2006年02月03日
長岡鉄男と菅野沖彦
オーディオ界を背負ってきたふたりについて。
長岡鉄男氏は2000年に亡くなった。
言わずと知れた、自作スピーカーの大家であり、自作派の教祖である。
自作品や著書の実績は質量とも間違いなく世界一だと思う。多くのタブーに挑戦し、BOSEはじめ多くのメーカーに影響を与えたといわれる。海外の自作マニアにもフォロワーが多い。フォステクスのスピーカーユニットをメジャーにしたのも功績と言える。元コメディ作家というユーモアあふれる文章のセンス、実験を繰り返す行動力、豊富な雑学知識、常人を超えた仕事量など、まさにオーディオ界の巨人。またエコノミック・オーディオを標榜し、常に庶民の味方というイメージであった。独自のオーディオ手法には賛否あるが、常に自らのスタンスをはっきりさせていた。こんな音が好きなんだ!と。
僕も学生時代に知って以来、多くの影響を受けている。長岡式スピーカーを作ったことはないが、「オリジナル作品にチャレンジする姿勢」を学んだのだ。マイナーな宮廷音楽、宗教音楽、民族音楽を好きになったのも長岡氏がきっかけだった。だから亡くなったときは本当に寂しかった。
全くの偶然だが、彼の伝説的リスニングルーム「方舟」と僕のアトリエは同じ広さである。

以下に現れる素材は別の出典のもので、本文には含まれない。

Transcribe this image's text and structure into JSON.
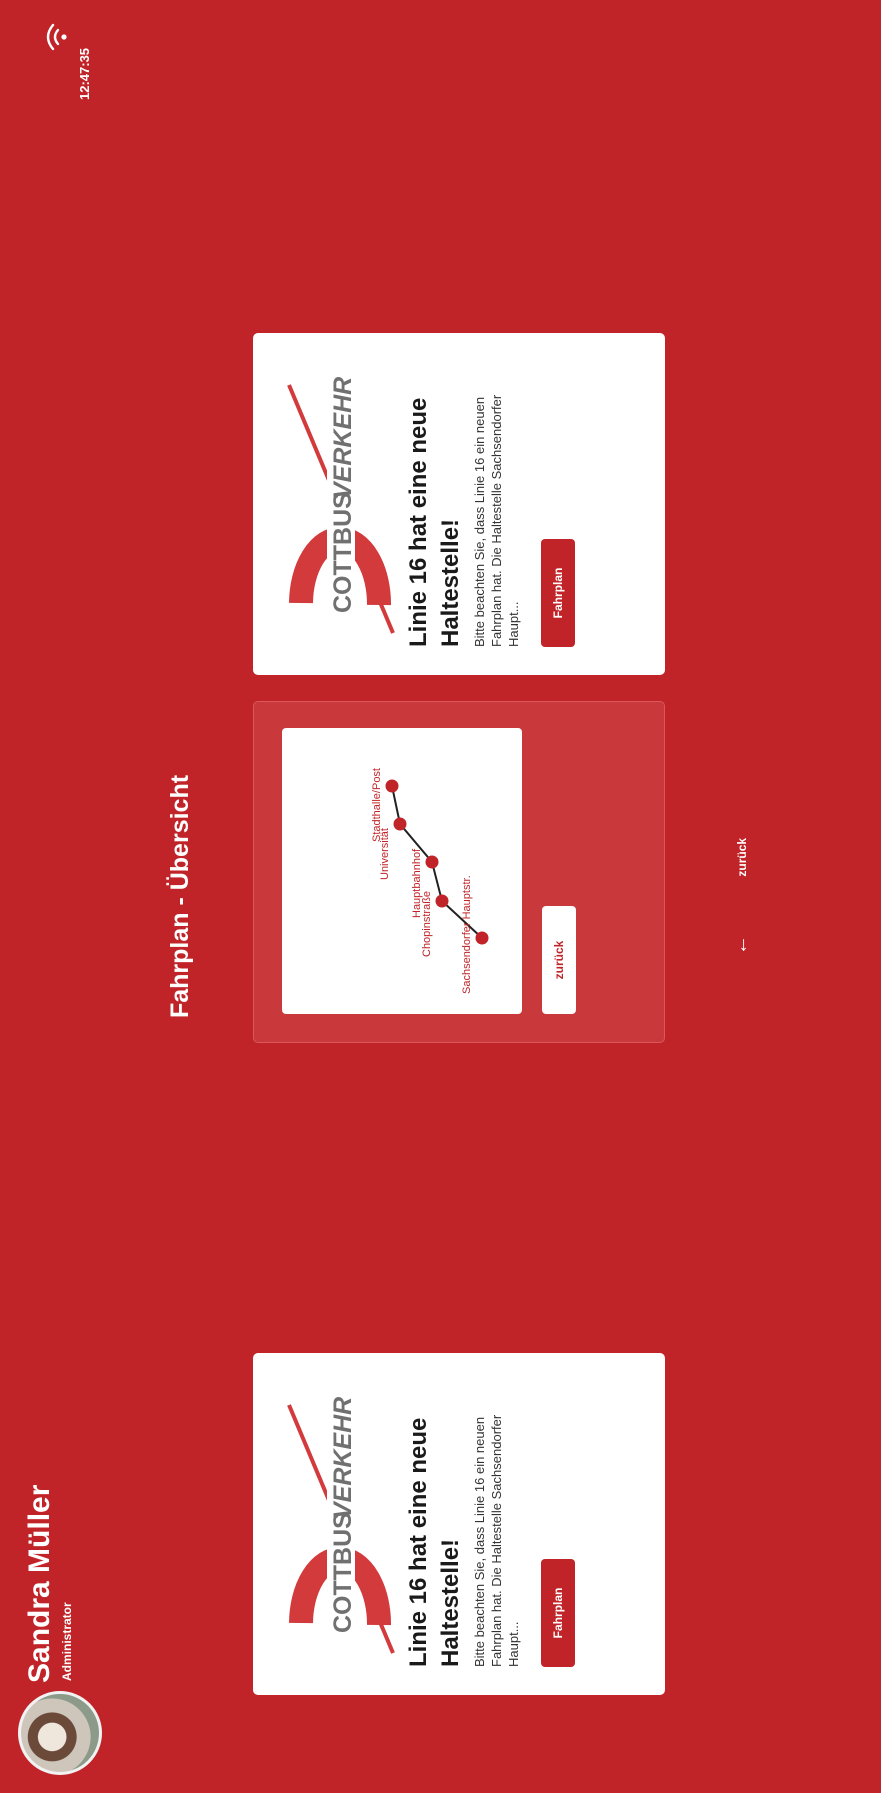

菅野沖彦氏は近年ではハイエンドオーディオ誌にしか出てこないし、高級品にしか興味のない評論家だと思っていたが、最近、新レコード演奏家論を読んで驚いた。僕が持っていたイメージは大間違いであった。
真空管アンプやスピーカーの自作少年であったこと。録音エンジニア経験に基づく、極めてオーソドックスでまっとうな理論。プロセスを徹底的に楽しむこと。趣味のオーディオだから、人間が関われる部分を多く残すべきだということ。(例えば、なぜプリアンプが必要か?ということについて)そしてオーディオ再生とは、ステージとは別種の、一種の「音楽演奏」であるということ。
手法は違っても、オーディオという趣味において最終的に目指すところは長岡鉄男と同じではないか!

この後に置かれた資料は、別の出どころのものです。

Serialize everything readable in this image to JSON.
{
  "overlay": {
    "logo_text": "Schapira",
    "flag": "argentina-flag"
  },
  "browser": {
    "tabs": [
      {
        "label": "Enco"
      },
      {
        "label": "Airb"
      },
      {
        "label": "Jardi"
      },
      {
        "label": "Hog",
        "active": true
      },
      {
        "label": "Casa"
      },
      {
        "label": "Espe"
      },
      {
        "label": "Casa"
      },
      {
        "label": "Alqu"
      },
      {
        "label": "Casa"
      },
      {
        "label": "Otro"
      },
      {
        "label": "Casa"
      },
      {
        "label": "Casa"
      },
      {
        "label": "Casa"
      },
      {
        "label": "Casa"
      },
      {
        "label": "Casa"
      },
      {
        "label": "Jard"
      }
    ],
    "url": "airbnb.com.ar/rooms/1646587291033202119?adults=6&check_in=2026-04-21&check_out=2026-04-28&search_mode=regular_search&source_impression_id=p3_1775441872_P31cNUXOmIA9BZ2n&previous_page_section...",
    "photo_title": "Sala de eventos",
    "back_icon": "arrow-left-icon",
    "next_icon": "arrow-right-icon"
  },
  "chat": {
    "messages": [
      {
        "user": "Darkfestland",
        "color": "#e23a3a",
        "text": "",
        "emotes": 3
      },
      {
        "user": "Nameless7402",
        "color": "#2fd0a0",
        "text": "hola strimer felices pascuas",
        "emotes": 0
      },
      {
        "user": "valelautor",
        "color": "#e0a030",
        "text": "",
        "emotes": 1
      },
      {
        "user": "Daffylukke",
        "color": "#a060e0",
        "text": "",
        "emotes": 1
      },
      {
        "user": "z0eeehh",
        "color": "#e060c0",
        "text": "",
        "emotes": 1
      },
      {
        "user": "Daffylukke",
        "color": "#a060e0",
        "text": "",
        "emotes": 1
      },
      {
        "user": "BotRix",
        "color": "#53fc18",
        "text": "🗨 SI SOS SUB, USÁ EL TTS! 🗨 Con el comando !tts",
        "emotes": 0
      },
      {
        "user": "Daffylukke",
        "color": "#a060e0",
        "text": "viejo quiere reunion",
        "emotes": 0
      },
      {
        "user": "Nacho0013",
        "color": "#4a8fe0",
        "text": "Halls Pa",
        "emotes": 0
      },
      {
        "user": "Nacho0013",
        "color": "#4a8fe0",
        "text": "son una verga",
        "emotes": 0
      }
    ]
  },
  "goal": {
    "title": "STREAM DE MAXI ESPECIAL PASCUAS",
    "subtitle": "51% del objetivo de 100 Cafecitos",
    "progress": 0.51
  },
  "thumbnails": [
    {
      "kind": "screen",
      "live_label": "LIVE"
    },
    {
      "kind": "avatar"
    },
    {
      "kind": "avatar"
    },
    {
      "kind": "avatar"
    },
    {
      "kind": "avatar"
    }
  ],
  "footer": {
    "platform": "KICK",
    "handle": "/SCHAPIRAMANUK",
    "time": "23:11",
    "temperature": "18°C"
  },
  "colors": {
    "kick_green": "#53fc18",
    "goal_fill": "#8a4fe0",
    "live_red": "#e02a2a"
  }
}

このふたりは、メーカー広告マンと化し、怪しげなアクセサリーを喧伝するその他大勢のノンポリ評論家とは、格が違う。機械ではなく文化としてのオーディオをつくったひとである。
では僕にとってオーディオとは何か。
まず空間があり、そこに音楽がある。
その理想的なマッチングを目指すこと。
そして、できるだけお金をかけずに自作しながらも、美しく優雅に楽しむことだ。